The ACA has been a huge success. Despite 6 years of bleating about “repeal and replace” there is no replacement plan. The GOP has no healthcare policy, because what it does have is politically toxic. What they want is to repeal the ACA and replace it with the old system. But that system, with the right of insurance companies to turn you down for pre-existing conditions, and the lack of affordable insurance for the working poor and lower middle-class, meant that tens of millions lacked health care access, and tens of millions more were just a job loss away from joining them. Going back to that is politically impossible now, the ACA has gotten into the system too deeply. While GOP leaders talk about repeal still, their heart is just not in it anymore. The GOP base doesn’t hate the ACA, other than it gives benefits to brown and black people, but they are happy with many of its key elements. This can be seen clearly in how little Trump has to say about healthcare. His campaign is built on nativism and xenophobia, but he has no intent of dismantling the welfare state, including the ACA. The poor whites that support him depend on it.
It may take one more election for the GOP to come to terms with the ACA and the idea that all deserve health care as a basic human right.
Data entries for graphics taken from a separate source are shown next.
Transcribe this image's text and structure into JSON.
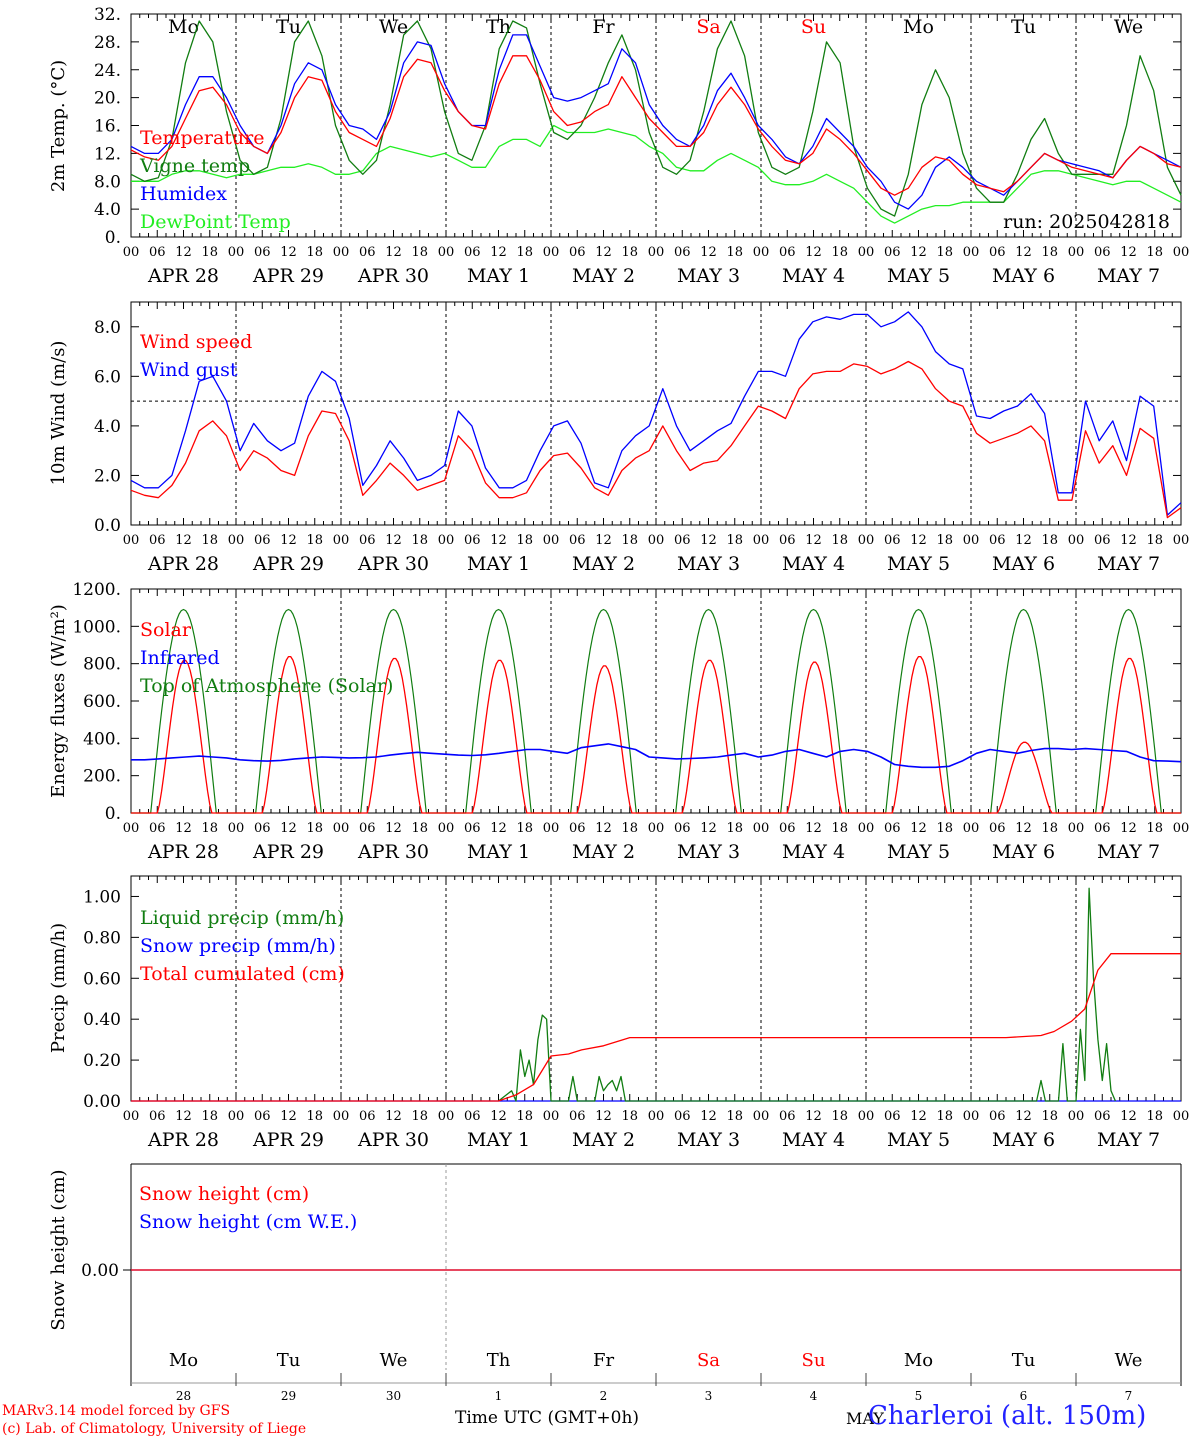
{
  "chart_data": [
    {
      "type": "line",
      "ylabel": "2m Temp. (°C)",
      "ylim": [
        0,
        32
      ],
      "yticks": [
        "0.",
        "4.0",
        "8.0",
        "12.",
        "16.",
        "20.",
        "24.",
        "28.",
        "32."
      ],
      "run_label": "run: 2025042818",
      "series": [
        {
          "name": "Temperature",
          "color": "#ff0000",
          "values": [
            12.5,
            11.5,
            11,
            13,
            17,
            21,
            21.5,
            19,
            15,
            13,
            12,
            15,
            20,
            23,
            22.5,
            18,
            15,
            14,
            13,
            17,
            23,
            25.5,
            25,
            21,
            18,
            16,
            15.5,
            22,
            26,
            26,
            22.5,
            18,
            16,
            16.5,
            18,
            19,
            23,
            20,
            17,
            15,
            13,
            13,
            15,
            19,
            21.5,
            19,
            15.5,
            13,
            11,
            10.5,
            12,
            15.5,
            14,
            12,
            9.5,
            7,
            6,
            7,
            10,
            11.5,
            11,
            9,
            7.5,
            7,
            6.5,
            8,
            10,
            12,
            11,
            10,
            9.5,
            9,
            8.5,
            11,
            13,
            12,
            10.5,
            10
          ]
        },
        {
          "name": "Vigne temp",
          "color": "#117d11",
          "values": [
            9,
            8,
            8.5,
            14,
            25,
            31,
            28,
            18,
            11,
            9,
            10,
            17,
            28,
            31,
            26,
            16,
            11,
            9,
            11,
            19,
            29,
            31,
            27,
            18,
            12,
            11,
            16,
            27,
            31,
            30,
            22,
            15,
            14,
            16,
            20,
            25,
            29,
            24,
            15,
            10,
            9,
            11,
            18,
            27,
            31,
            26,
            15,
            10,
            9,
            10,
            18,
            28,
            25,
            13,
            7,
            4,
            3,
            9,
            19,
            24,
            20,
            12,
            7,
            5,
            5,
            9,
            14,
            17,
            12,
            9,
            9,
            9,
            9,
            16,
            26,
            21,
            10,
            6
          ]
        },
        {
          "name": "Humidex",
          "color": "#0000ff",
          "values": [
            13,
            12,
            12,
            14,
            19,
            23,
            23,
            20,
            16,
            13,
            12,
            16,
            22,
            25,
            24,
            19,
            16,
            15.5,
            14,
            18,
            25,
            28,
            27.5,
            22,
            18,
            16,
            16,
            24,
            29,
            29,
            24.5,
            20,
            19.5,
            20,
            21,
            22,
            27,
            25,
            19,
            16,
            14,
            13,
            16,
            21,
            23.5,
            20,
            16,
            14,
            11.5,
            10.5,
            13,
            17,
            15,
            13,
            10,
            8,
            5,
            4,
            6,
            10,
            11.5,
            10,
            8,
            7,
            6,
            8,
            10,
            12,
            11,
            10.5,
            10,
            9.5,
            8.5,
            11,
            13,
            12,
            11,
            10
          ]
        },
        {
          "name": "DewPoint Temp",
          "color": "#22ee22",
          "values": [
            8,
            8,
            8,
            9,
            9.5,
            9.5,
            9,
            8.5,
            9,
            9,
            9.5,
            10,
            10,
            10.5,
            10,
            9,
            9,
            9.5,
            12,
            13,
            12.5,
            12,
            11.5,
            12,
            11,
            10,
            10,
            13,
            14,
            14,
            13,
            16,
            15,
            15,
            15,
            15.5,
            15,
            14.5,
            13,
            12,
            10,
            9.5,
            9.5,
            11,
            12,
            11,
            10,
            8,
            7.5,
            7.5,
            8,
            9,
            8,
            7,
            5,
            3,
            2,
            3,
            4,
            4.5,
            4.5,
            5,
            5,
            5,
            5,
            7,
            9,
            9.5,
            9.5,
            9,
            8.5,
            8,
            7.5,
            8,
            8,
            7,
            6,
            5
          ]
        }
      ]
    },
    {
      "type": "line",
      "ylabel": "10m Wind (m/s)",
      "ylim": [
        0,
        9
      ],
      "yticks": [
        "0.0",
        "2.0",
        "4.0",
        "6.0",
        "8.0"
      ],
      "reference_line": 5.0,
      "series": [
        {
          "name": "Wind speed",
          "color": "#ff0000",
          "values": [
            1.4,
            1.2,
            1.1,
            1.6,
            2.5,
            3.8,
            4.2,
            3.6,
            2.2,
            3.0,
            2.7,
            2.2,
            2.0,
            3.6,
            4.6,
            4.5,
            3.4,
            1.2,
            1.8,
            2.5,
            2.0,
            1.4,
            1.6,
            1.8,
            3.6,
            3.0,
            1.7,
            1.1,
            1.1,
            1.3,
            2.2,
            2.8,
            2.9,
            2.3,
            1.5,
            1.2,
            2.2,
            2.7,
            3.0,
            4.0,
            3.0,
            2.2,
            2.5,
            2.6,
            3.2,
            4.0,
            4.8,
            4.6,
            4.3,
            5.5,
            6.1,
            6.2,
            6.2,
            6.5,
            6.4,
            6.1,
            6.3,
            6.6,
            6.3,
            5.5,
            5.0,
            4.8,
            3.7,
            3.3,
            3.5,
            3.7,
            4.0,
            3.4,
            1.0,
            1.0,
            3.8,
            2.5,
            3.2,
            2.0,
            3.9,
            3.5,
            0.3,
            0.7
          ]
        },
        {
          "name": "Wind gust",
          "color": "#0000ff",
          "values": [
            1.8,
            1.5,
            1.5,
            2.0,
            3.8,
            5.8,
            6.0,
            5.0,
            3.0,
            4.1,
            3.4,
            3.0,
            3.3,
            5.2,
            6.2,
            5.8,
            4.3,
            1.6,
            2.4,
            3.4,
            2.7,
            1.8,
            2.0,
            2.4,
            4.6,
            4.0,
            2.3,
            1.5,
            1.5,
            1.8,
            3.0,
            4.0,
            4.2,
            3.3,
            1.7,
            1.5,
            3.0,
            3.6,
            4.0,
            5.5,
            4.0,
            3.0,
            3.4,
            3.8,
            4.1,
            5.2,
            6.2,
            6.2,
            6.0,
            7.5,
            8.2,
            8.4,
            8.3,
            8.5,
            8.5,
            8.0,
            8.2,
            8.6,
            8.0,
            7.0,
            6.5,
            6.3,
            4.4,
            4.3,
            4.6,
            4.8,
            5.3,
            4.5,
            1.3,
            1.3,
            5.0,
            3.4,
            4.2,
            2.6,
            5.2,
            4.8,
            0.4,
            0.9
          ]
        }
      ]
    },
    {
      "type": "line",
      "ylabel": "Energy fluxes (W/m²)",
      "ylim": [
        0,
        1200
      ],
      "yticks": [
        "0.",
        "200.",
        "400.",
        "600.",
        "800.",
        "1000.",
        "1200."
      ],
      "series": [
        {
          "name": "Solar",
          "color": "#ff0000",
          "peaks": [
            820,
            840,
            830,
            820,
            790,
            820,
            810,
            840,
            380,
            830
          ]
        },
        {
          "name": "Infrared",
          "color": "#0000ff",
          "values": [
            285,
            285,
            290,
            295,
            300,
            305,
            300,
            295,
            285,
            280,
            278,
            282,
            290,
            295,
            300,
            298,
            295,
            296,
            300,
            310,
            318,
            325,
            320,
            315,
            310,
            308,
            312,
            320,
            330,
            340,
            340,
            330,
            320,
            350,
            360,
            370,
            355,
            340,
            300,
            295,
            290,
            292,
            295,
            300,
            310,
            320,
            300,
            310,
            330,
            340,
            320,
            300,
            330,
            340,
            330,
            300,
            260,
            250,
            245,
            245,
            250,
            280,
            320,
            340,
            330,
            320,
            335,
            345,
            345,
            340,
            345,
            340,
            335,
            330,
            300,
            280,
            278,
            275
          ]
        },
        {
          "name": "Top of Atmosphere (Solar)",
          "color": "#117d11",
          "peak": 1090
        }
      ]
    },
    {
      "type": "line",
      "ylabel": "Precip (mm/h)",
      "ylim": [
        0,
        1.1
      ],
      "yticks": [
        "0.00",
        "0.20",
        "0.40",
        "0.60",
        "0.80",
        "1.00"
      ],
      "series": [
        {
          "name": "Liquid precip (mm/h)",
          "color": "#117d11",
          "points": [
            [
              84,
              0
            ],
            [
              87,
              0.05
            ],
            [
              88,
              0
            ],
            [
              89,
              0.25
            ],
            [
              90,
              0.12
            ],
            [
              91,
              0.2
            ],
            [
              92,
              0.08
            ],
            [
              93,
              0.3
            ],
            [
              94,
              0.42
            ],
            [
              95,
              0.4
            ],
            [
              96,
              0
            ],
            [
              100,
              0
            ],
            [
              101,
              0.12
            ],
            [
              102,
              0
            ],
            [
              106,
              0
            ],
            [
              107,
              0.12
            ],
            [
              108,
              0.05
            ],
            [
              109,
              0.08
            ],
            [
              110,
              0.1
            ],
            [
              111,
              0.05
            ],
            [
              112,
              0.12
            ],
            [
              113,
              0
            ],
            [
              207,
              0
            ],
            [
              208,
              0.1
            ],
            [
              209,
              0
            ],
            [
              212,
              0
            ],
            [
              213,
              0.28
            ],
            [
              214,
              0
            ],
            [
              216,
              0
            ],
            [
              217,
              0.35
            ],
            [
              218,
              0.1
            ],
            [
              219,
              1.04
            ],
            [
              220,
              0.6
            ],
            [
              221,
              0.3
            ],
            [
              222,
              0.1
            ],
            [
              223,
              0.28
            ],
            [
              224,
              0.05
            ],
            [
              225,
              0
            ]
          ]
        },
        {
          "name": "Snow precip (mm/h)",
          "color": "#0000ff",
          "points": [
            [
              0,
              0
            ],
            [
              240,
              0
            ]
          ]
        },
        {
          "name": "Total cumulated (cm)",
          "color": "#ff0000",
          "points": [
            [
              0,
              0
            ],
            [
              84,
              0
            ],
            [
              88,
              0.03
            ],
            [
              92,
              0.08
            ],
            [
              96,
              0.22
            ],
            [
              100,
              0.23
            ],
            [
              103,
              0.25
            ],
            [
              108,
              0.27
            ],
            [
              114,
              0.31
            ],
            [
              200,
              0.31
            ],
            [
              208,
              0.32
            ],
            [
              211,
              0.34
            ],
            [
              215,
              0.39
            ],
            [
              218,
              0.45
            ],
            [
              221,
              0.64
            ],
            [
              224,
              0.72
            ],
            [
              240,
              0.72
            ]
          ]
        }
      ]
    },
    {
      "type": "line",
      "ylabel": "Snow height (cm)",
      "yticks": [
        "0.00"
      ],
      "series": [
        {
          "name": "Snow height (cm)",
          "color": "#ff0000",
          "points": [
            [
              0,
              0
            ],
            [
              240,
              0
            ]
          ]
        },
        {
          "name": "Snow height (cm W.E.)",
          "color": "#0000ff",
          "points": [
            [
              0,
              0
            ],
            [
              240,
              0
            ]
          ]
        }
      ]
    }
  ],
  "x_axis": {
    "hour_ticks": [
      "00",
      "06",
      "12",
      "18"
    ],
    "final_tick": "00",
    "date_labels": [
      "APR 28",
      "APR 29",
      "APR 30",
      "MAY  1",
      "MAY  2",
      "MAY  3",
      "MAY  4",
      "MAY  5",
      "MAY  6",
      "MAY  7"
    ],
    "weekdays": [
      "Mo",
      "Tu",
      "We",
      "Th",
      "Fr",
      "Sa",
      "Su",
      "Mo",
      "Tu",
      "We"
    ],
    "weekday_colors": [
      "#000000",
      "#000000",
      "#000000",
      "#000000",
      "#000000",
      "#ff0000",
      "#ff0000",
      "#000000",
      "#000000",
      "#000000"
    ],
    "day_numbers": [
      "28",
      "29",
      "30",
      "1",
      "2",
      "3",
      "4",
      "5",
      "6",
      "7"
    ]
  },
  "footer": {
    "credit_line1": "MARv3.14 model forced by GFS",
    "credit_line2": "(c) Lab. of Climatology, University of Liege",
    "xlabel": "Time UTC (GMT+0h)",
    "month": "MAY",
    "station": "Charleroi (alt. 150m)"
  }
}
They implicitly accepted this with EMTALA, but they still have not come to terms with it. It took the GOP 20 years to accept the New Deal, and Ike accepted it in entirety, making no effort to run and govern against it. I think the GOP in 2020, if they lose in 2016, will likely have made its peace with another liberal win.
What I find interesting about conservatives is that they are always on the wrong side of the current debate, but they learn nothing from the fact that they have been wrong and losing for a hundred years. Conservatives were against liberal ideals in the 1910’s, 1930’s, 1960’s, and the present. They now accept the prior liberal victories as the right outcome, but they don’t draw the logical conclusion about who is likely correct now.